Fourth, set data contribution incentives
1. Problem Today, the most valuable consumer data is the proprietary business divide of the big tech platforms. Tech giants don't have much incentive to share this data with outside parties.
So, why not get this data directly from the originator/user of the data? Why not make data a public good by contributing our data and open-sourcing it for talented data scientists?
In short, there is no incentive or coordination mechanism to make this happen. The tasks of maintaining data and performing ETL (extract, transform, and load) incur significant overhead. In fact, the data storage industry alone will be a $777 billion industry in 2030, not counting the cost of computing.

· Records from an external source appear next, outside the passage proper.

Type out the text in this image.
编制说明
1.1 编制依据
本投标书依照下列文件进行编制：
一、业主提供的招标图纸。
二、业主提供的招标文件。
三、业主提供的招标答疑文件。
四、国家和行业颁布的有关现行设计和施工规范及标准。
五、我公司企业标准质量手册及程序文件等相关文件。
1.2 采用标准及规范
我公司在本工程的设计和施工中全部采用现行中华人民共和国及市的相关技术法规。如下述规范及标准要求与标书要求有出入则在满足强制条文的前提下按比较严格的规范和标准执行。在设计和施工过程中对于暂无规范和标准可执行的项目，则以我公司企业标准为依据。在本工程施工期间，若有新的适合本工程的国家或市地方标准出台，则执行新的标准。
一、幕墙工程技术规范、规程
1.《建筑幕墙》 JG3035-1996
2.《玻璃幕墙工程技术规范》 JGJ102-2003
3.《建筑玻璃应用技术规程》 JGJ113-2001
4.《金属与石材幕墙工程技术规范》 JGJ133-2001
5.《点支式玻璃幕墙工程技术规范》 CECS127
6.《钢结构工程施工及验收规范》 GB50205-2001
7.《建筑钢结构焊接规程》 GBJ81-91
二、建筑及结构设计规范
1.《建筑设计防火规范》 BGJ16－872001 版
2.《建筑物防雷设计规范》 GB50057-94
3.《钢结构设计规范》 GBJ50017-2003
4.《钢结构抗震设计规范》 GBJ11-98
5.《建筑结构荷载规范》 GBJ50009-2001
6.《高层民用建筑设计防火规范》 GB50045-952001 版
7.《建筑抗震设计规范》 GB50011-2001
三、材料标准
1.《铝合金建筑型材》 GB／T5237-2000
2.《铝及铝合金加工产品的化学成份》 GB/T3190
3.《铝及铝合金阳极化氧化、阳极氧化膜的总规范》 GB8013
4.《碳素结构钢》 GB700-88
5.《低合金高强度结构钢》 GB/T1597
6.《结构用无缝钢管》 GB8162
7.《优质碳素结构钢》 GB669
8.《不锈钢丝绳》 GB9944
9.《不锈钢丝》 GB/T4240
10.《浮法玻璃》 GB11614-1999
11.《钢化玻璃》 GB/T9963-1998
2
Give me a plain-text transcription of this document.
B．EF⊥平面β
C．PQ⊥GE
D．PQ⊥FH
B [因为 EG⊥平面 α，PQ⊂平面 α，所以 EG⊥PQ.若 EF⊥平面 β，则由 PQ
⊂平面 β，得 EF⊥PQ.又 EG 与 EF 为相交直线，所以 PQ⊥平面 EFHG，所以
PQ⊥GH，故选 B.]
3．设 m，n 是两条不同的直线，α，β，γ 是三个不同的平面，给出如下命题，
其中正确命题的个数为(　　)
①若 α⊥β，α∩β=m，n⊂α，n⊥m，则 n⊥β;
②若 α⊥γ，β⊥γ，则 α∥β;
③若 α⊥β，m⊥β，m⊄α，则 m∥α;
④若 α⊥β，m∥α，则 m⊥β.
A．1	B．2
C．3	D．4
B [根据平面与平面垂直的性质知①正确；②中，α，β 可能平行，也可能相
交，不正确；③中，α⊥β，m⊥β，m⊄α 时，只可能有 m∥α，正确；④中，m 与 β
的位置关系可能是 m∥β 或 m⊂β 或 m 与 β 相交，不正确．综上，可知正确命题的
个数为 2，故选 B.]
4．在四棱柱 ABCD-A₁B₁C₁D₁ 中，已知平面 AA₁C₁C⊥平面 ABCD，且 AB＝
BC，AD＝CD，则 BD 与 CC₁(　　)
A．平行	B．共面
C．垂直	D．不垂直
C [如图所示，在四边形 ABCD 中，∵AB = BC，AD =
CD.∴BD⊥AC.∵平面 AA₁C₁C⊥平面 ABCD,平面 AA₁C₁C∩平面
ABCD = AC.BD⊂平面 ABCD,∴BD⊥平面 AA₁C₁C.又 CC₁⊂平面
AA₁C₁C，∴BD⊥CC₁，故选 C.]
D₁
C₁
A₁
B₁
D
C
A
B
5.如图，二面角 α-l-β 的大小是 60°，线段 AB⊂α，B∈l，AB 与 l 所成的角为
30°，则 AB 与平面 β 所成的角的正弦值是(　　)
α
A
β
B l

Why would anyone take on data plumbing work and costs when there is nothing in return?
For example, OpenAI was originally open source and non-profit, but because it is not easy to make money, it has fallen into trouble. Finally, in 2019, it had to take a capital injection from Microsoft and shut down its algorithm to the public. OpenAI is expected to generate $1 billion in revenue by 2024. 2. Solution Web3 introduces a new mechanism called dataDAO, which facilitates the redistribution of income from AI model owners to data contributors, creating an incentive layer for crowdsourced data contributions.
Conclusion
In conclusion, DePIN is an exciting new category that provides an alternative fuel in hardware to fuel the renaissance of Web3 and AI innovation. While big tech companies dominate the AI industry, emerging players competing with blockchain technology also have the potential to:
The DePIN network lowers the threshold of computing costs; the verifiable and decentralized nature of the blockchain makes true open AI possible; innovative mechanisms, such as dataDAO, incentivize data contributions; the immutable and tamper-proof properties of the blockchain provide proof of the identity of the author to address concerns about the negative societal impact of AI.